Два сержанта уставились друг на друга. Взгляд Сарла был умоляющим, как у сына, который вечно защищает перед отцом своего родного брата, а у Киампаса — скептический и раздраженный, как будто он был единственным психически здоровым офицером в толпе сумасшедших — что, подумалось Ахкеймиону, было не совсем далеко от истины.

— Пойдем по нижней дороге, — отрезал лорд Косотер. — И войдем в Черные пещеры.

Тон был такой, будто Капитан осуждает все человечество, а не только затеянную здесь мелкую перепалку. Нечеловек, в пятнистой рясе, скрадывавшей его высокую и широкую фигуру, продолжал пристально смотреть на восток. Перед ним взбиралась по склону гора, как одетый в белое страж, неслышно переговаривающийся с высотой и далью.

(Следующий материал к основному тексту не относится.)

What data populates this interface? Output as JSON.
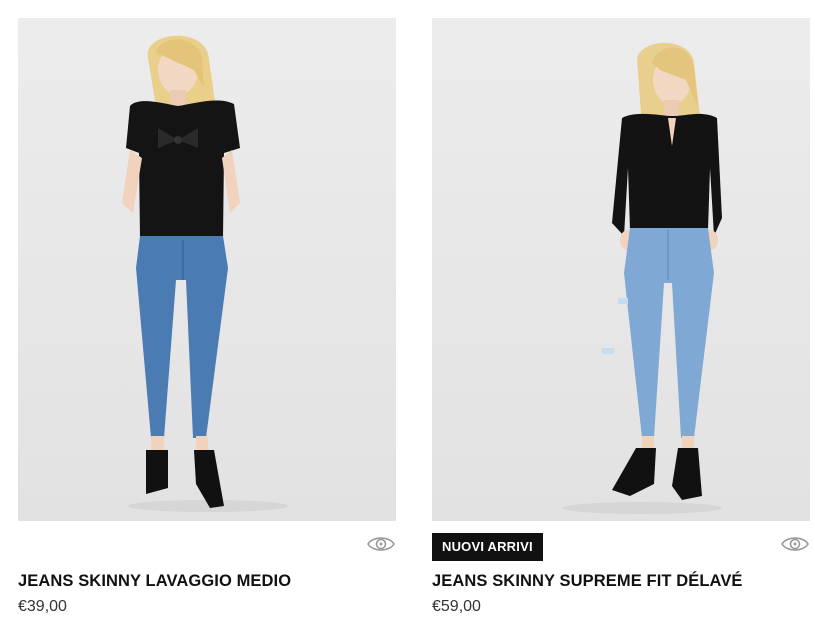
{
  "products": [
    {
      "title": "JEANS SKINNY LAVAGGIO MEDIO",
      "price": "€39,00",
      "badge": "",
      "image_alt": "Model wearing black puff-sleeve top and medium-wash skinny jeans",
      "quick_view_icon": "eye-icon"
    },
    {
      "title": "JEANS SKINNY SUPREME FIT DÉLAVÉ",
      "price": "€59,00",
      "badge": "NUOVI ARRIVI",
      "image_alt": "Model wearing black keyhole blouse and light-wash distressed skinny jeans",
      "quick_view_icon": "eye-icon"
    }
  ],
  "colors": {
    "badge_bg": "#111111",
    "badge_text": "#ffffff",
    "title": "#111111",
    "price": "#333333",
    "photo_bg": "#e8e8e8"
  }
}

— Клирик говорит, что он помнит.

Ахкеймион вернулся и застал Мимару в плотном окружении Шкуродеров, большей частью из Укушенных. Рядом с высоченными Оксворой и Поквасом она выглядела беспомощной, как ребенок, и изображала сдержанную доброжелательность. Она старалась стоять вполоборота к тропинке, словно готовясь в любую секунду ретироваться, а также избегала смотреть на любого из них дольше нескольких мгновений. Ахкеймион понял, что она боится, но собой владеть в состоянии.

— Значит, ты айнонка?

— Тогда понятно, почему капитан втюрился…

— Может быть, теперь не нас он будет раздевать своими злобными глазами!

Смех был вполне искренний, так что Мимара тоже улыбнулась, но совершенно не похожий на их обычный разбитной гогот. Как давно подметил Ахкеймион, солдаты в присутствии женщин, которых не могут купить и которыми не могут овладеть силой, начинают вести себя деликатно. Веселая и беззаботная манера, вежливый интерес к пустякам прикрывают страдания и ненависть, глубину которых не в состоянии постигнуть женщина. А эти люди были больше чем солдаты, даже больше чем охотники за скальпами. Шкуродеры. Люди, чья жизнь полна дикости и неуемной жестокости. Люди, которые с легкостью забывают мертвого насильника, который раньше был их закадычным другом.

И той, кого они не могут взять, они попытаются добиться.

— Так я и думал, — сказал Сома, когда Ахкеймион подошел к ним. Вид у Сомы был довольно благожелательный, но чувствовалось некоторое упрямство, которому разумнее было не перечить. — Она тоже одна из Укушенных!

В воздухе витал дух заговора. Они спланировали все это как способ переманить добычу к своему костру. Далеко ли зашел их сговор?

— Охайнский перевал закрыт, — сказал Ахкеймион. — Метель.

Можно было заметить, как их лица силятся подобрать приличествующее выражение.

Следить за внезапными переменами бывает забавно. Своего рода обнаженность ума — когда планы вдруг повисают в воздухе, лишившись логики, на которой были основаны изначально. Плотские устремления этих людей были связаны с исходом экспедиции, а исход экспедиции зависел от перевала.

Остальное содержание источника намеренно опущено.